“Owning a home is still out of reach for manyas wages struggle to keep pace with prices. More needs to be done to make moving more manageable, in particular the outdated stamp duty system and reducing upfront costs for first-time buyers who still only make up less than a quarter of all buyers and are likely to remain in the minority in 2014” says NAEA managing director Mark Hayward.
“We also anticipate the supply of homes could tighten in 2014, especially larger family homes which tend to be neglected by new build developments. We are seeing more, and more serious, house hunters return to the market so properties are being snapped up quickly. According to our market data, supply is still well down on recent years” he claims.
“In 2013, 50 properties were available on average per member branch, versus more like 60 last year. In 2008 we were typically seeing figures in the high 90s. We need supply to keep pace with demand in 2014 or prices could escalate unchecked. The prospect of sooner than expected interest rate rises should act as a natural brake, but we need this new optimism in the market to be matched by new homes” he continues.

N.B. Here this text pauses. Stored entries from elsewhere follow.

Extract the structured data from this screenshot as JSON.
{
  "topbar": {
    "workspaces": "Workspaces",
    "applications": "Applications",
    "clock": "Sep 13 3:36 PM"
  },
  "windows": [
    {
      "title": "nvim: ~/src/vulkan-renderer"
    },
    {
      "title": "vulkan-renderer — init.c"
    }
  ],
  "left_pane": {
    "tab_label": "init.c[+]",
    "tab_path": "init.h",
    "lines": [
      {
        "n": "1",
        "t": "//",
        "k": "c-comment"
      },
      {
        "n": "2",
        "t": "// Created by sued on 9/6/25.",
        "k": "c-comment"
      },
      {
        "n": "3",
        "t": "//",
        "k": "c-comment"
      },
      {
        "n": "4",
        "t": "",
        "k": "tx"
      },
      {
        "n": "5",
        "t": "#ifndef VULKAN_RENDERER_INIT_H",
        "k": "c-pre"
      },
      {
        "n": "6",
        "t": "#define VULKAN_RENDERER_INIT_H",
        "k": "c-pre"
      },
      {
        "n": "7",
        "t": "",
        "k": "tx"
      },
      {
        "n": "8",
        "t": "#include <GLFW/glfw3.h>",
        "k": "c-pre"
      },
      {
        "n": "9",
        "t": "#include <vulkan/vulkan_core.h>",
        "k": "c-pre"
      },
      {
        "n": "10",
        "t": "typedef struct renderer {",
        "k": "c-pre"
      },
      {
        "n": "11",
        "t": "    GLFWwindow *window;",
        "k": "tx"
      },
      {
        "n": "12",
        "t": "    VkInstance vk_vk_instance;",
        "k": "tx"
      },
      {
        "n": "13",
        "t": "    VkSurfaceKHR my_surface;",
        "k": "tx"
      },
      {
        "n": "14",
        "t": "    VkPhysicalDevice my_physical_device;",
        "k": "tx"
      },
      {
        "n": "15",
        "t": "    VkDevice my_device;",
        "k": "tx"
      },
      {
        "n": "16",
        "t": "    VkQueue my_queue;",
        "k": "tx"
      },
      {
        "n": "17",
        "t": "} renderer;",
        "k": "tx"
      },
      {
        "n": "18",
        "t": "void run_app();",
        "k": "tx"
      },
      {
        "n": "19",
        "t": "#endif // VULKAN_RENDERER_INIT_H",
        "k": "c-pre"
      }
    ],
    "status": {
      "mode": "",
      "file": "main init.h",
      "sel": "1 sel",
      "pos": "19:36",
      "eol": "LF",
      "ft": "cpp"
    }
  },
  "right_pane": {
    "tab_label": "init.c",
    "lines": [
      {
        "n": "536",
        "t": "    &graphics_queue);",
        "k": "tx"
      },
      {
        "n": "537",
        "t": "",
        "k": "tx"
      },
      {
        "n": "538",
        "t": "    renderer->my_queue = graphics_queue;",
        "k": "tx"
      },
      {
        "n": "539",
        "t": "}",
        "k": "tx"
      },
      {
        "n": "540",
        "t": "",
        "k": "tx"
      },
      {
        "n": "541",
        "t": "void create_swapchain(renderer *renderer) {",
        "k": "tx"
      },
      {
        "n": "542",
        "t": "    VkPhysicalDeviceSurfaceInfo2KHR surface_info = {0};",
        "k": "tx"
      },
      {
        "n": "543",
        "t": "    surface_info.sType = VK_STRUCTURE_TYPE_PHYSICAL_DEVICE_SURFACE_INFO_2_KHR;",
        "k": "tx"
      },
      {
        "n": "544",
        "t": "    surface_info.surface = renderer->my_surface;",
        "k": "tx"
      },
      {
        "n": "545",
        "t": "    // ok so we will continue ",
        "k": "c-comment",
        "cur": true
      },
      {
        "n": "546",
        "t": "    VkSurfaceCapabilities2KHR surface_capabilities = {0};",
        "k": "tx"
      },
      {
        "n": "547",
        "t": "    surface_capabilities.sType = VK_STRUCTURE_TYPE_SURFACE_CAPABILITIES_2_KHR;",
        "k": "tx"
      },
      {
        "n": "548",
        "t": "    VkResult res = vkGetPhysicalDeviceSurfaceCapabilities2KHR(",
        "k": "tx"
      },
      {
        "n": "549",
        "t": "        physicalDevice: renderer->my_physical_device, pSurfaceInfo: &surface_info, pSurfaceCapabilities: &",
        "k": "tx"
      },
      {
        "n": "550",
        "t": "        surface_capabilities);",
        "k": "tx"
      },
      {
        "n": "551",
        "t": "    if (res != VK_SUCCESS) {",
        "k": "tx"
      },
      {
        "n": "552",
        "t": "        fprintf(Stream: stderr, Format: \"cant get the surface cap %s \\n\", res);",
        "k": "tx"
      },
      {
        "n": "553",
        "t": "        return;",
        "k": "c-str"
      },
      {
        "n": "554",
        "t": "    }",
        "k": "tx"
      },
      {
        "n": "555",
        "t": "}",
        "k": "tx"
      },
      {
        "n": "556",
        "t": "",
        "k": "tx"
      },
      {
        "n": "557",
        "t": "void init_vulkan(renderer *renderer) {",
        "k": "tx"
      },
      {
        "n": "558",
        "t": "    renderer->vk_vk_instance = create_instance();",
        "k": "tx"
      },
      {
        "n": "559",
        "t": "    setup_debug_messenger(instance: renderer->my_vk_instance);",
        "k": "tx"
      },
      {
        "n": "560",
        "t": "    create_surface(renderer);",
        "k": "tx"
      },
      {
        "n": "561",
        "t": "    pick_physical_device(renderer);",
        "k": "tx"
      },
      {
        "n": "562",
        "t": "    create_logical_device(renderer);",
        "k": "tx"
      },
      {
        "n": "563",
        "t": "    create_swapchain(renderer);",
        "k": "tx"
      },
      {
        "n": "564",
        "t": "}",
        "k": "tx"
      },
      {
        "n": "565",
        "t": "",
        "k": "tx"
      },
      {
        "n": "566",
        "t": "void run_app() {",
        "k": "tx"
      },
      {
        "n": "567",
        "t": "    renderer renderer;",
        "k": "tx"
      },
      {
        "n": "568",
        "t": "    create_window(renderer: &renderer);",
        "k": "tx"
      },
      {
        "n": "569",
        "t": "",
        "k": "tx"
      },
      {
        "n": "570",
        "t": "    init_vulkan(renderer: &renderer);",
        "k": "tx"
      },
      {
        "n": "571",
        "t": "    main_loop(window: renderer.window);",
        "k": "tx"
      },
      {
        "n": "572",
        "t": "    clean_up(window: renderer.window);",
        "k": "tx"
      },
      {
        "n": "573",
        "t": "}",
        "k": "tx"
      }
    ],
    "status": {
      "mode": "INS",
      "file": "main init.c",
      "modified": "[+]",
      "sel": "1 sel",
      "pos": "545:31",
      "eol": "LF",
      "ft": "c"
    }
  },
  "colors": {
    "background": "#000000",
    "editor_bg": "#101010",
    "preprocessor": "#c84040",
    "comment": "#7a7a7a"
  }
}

The almost-total absence of data and vague nature of the predictions contrast with many estate agents and business consultancies, and highlight one of the problems besetting the NAEA - that it is not widely respected within some parts of the property industry.
Contrast that with, say, the US equivalent - the National Association of Realtors - which has authoritative research staff, exhaustive data archives, and is a big player not only within the US real estate industry but is also a major player in wider economic forums.